# New 2007 Bianchi's...Fantastic Lineup



## Bloatedpig (Apr 10, 2004)

CyclingNews.com has the new lineup.....whew!!....some beautiful looking bikes. I should have waited a year. I purchased a 2006 Freccia Celeste in Celeste, the only Reparto Corse model offered in Celeste, and next year Celeste looks like it's making a big comeback. Some killer carbon fiber rides as well.

Thanks


----------



## Robbie59 (Apr 12, 2006)

Interesting read. It looks like '07 will be a good year to pull the trigger on a new Bianchi.


----------



## fastbluebike (Aug 13, 2005)

*Bianchi Lust*

  I Have Searched all over trying to find a 928L 05 with the Celeste Rear Triangle. My Friend Got the Limited Run White 928L DiLucca Model WOW! Must Have a Bianchi Again! This From a Guy with a Dogma FP and a beautiful Fondriest. I guess I may have to give up on a more Celeste Bianchi to get the 928SL. Does anyone know if Bianchi Could Do a Custom Paint? For the Celeste Fans Could you see that 07 928SL with a bunch more Celeste? That would be sweet! Campy Only though! I hope Bianchi makes a strong showing with these very nice looking rides. Fastbluebike


----------



## phil-bianchi (May 23, 2006)

nice new selection, however you know you have a nice bike when you see next years stuff come out and you like the bianchi you already own just as much.

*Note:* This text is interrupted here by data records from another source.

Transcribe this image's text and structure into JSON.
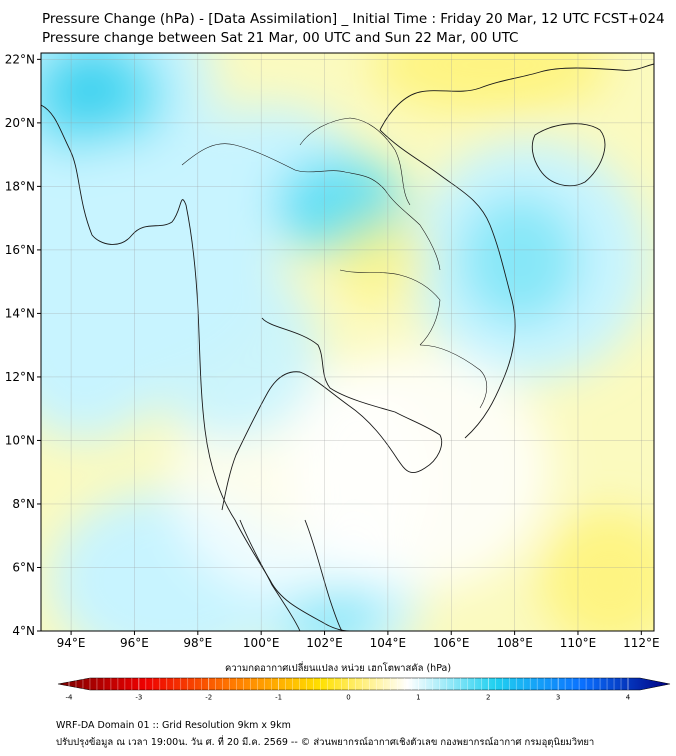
{
  "title": {
    "line1": "Pressure Change (hPa) - [Data Assimilation] _ Initial Time : Friday 20 Mar, 12 UTC FCST+024",
    "line2": "Pressure change between Sat 21 Mar, 00 UTC and Sun 22 Mar, 00 UTC"
  },
  "map": {
    "lon_labels": [
      "94°E",
      "96°E",
      "98°E",
      "100°E",
      "102°E",
      "104°E",
      "106°E",
      "108°E",
      "110°E",
      "112°E"
    ],
    "lat_labels": [
      "22°N",
      "20°N",
      "18°N",
      "16°N",
      "14°N",
      "12°N",
      "10°N",
      "8°N",
      "6°N",
      "4°N"
    ],
    "colors": {
      "negative_light": "#fbfabf",
      "negative_mid": "#fff26a",
      "positive_light": "#c8f4ff",
      "positive_mid": "#52dcf3",
      "positive_strong": "#0fc0ea",
      "neutral": "#ffffff"
    }
  },
  "colorbar": {
    "title": "ความกดอากาศเปลี่ยนแปลง หน่วย เฮกโตพาสคัล (hPa)",
    "tick_labels": [
      "-4",
      "-3",
      "-2",
      "-1",
      "0",
      "1",
      "2",
      "3",
      "4"
    ],
    "colors": [
      "#7a0000",
      "#ee0000",
      "#ff7a00",
      "#ffe000",
      "#ffffff",
      "#20d0f0",
      "#0a70ff",
      "#000080"
    ]
  },
  "footer": {
    "line1": "WRF-DA Domain 01 :: Grid Resolution 9km x 9km",
    "line2": "ปรับปรุงข้อมูล ณ เวลา 19:00น. วัน ศ. ที่ 20 มี.ค. 2569 -- © ส่วนพยากรณ์อากาศเชิงตัวเลข กองพยากรณ์อากาศ กรมอุตุนิยมวิทยา"
  }
}
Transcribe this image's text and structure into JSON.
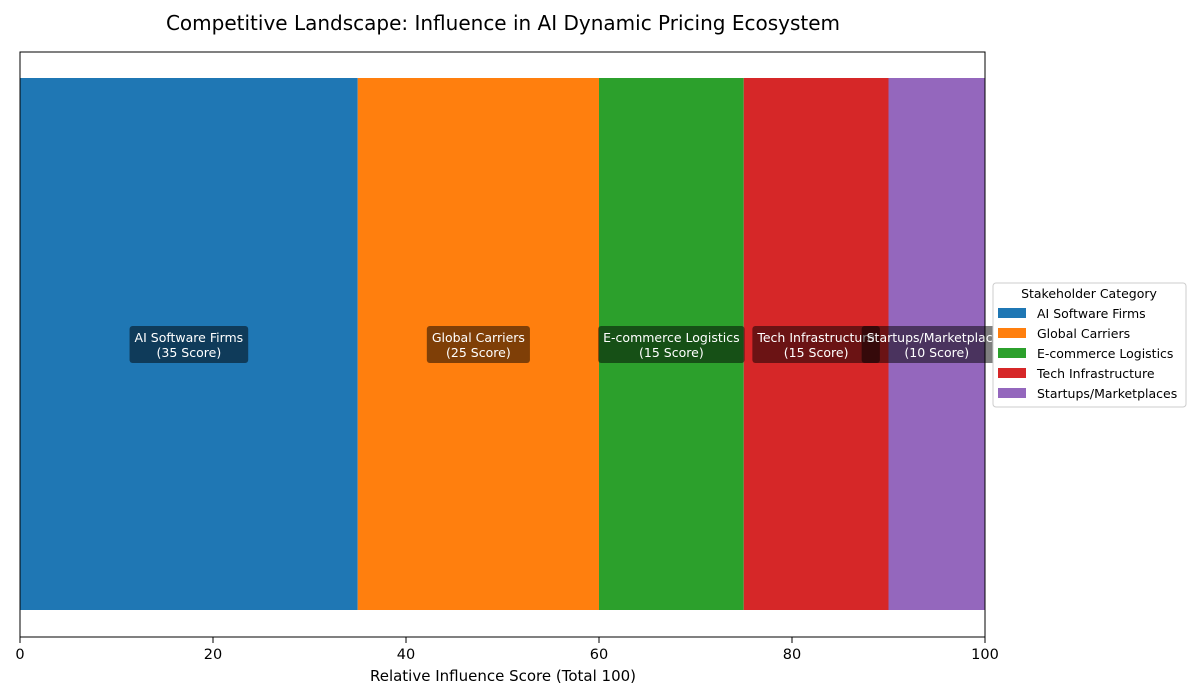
{
  "chart_data": {
    "type": "bar",
    "orientation": "horizontal-stacked",
    "title": "Competitive Landscape: Influence in AI Dynamic Pricing Ecosystem",
    "xlabel": "Relative Influence Score (Total 100)",
    "ylabel": "",
    "xlim": [
      0,
      100
    ],
    "xticks": [
      0,
      20,
      40,
      60,
      80,
      100
    ],
    "grid": false,
    "legend": {
      "title": "Stakeholder Category",
      "placement": "right"
    },
    "series": [
      {
        "name": "AI Software Firms",
        "value": 35,
        "color": "#1f77b4",
        "label_line1": "AI Software Firms",
        "label_line2": "(35 Score)"
      },
      {
        "name": "Global Carriers",
        "value": 25,
        "color": "#ff7f0e",
        "label_line1": "Global Carriers",
        "label_line2": "(25 Score)"
      },
      {
        "name": "E-commerce Logistics",
        "value": 15,
        "color": "#2ca02c",
        "label_line1": "E-commerce Logistics",
        "label_line2": "(15 Score)"
      },
      {
        "name": "Tech Infrastructure",
        "value": 15,
        "color": "#d62728",
        "label_line1": "Tech Infrastructure",
        "label_line2": "(15 Score)"
      },
      {
        "name": "Startups/Marketplaces",
        "value": 10,
        "color": "#9467bd",
        "label_line1": "Startups/Marketplaces",
        "label_line2": "(10 Score)"
      }
    ]
  }
}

also i can see from the top two paint jobs why sometimes celeste is sometimes called bianchi blue


----------



## R.Rice (Aug 23, 2004)

I'm beggining to lose sleep at night over the 928SL.


----------



## fastbluebike (Aug 13, 2005)

Go To Gray Goat Sports in IN They Have the BIKE!!!!!!!!!!!!!!!!!!!!!!!!!!!!!!!!!

www.graygoatsports.com

SWEET!!!!!!


----------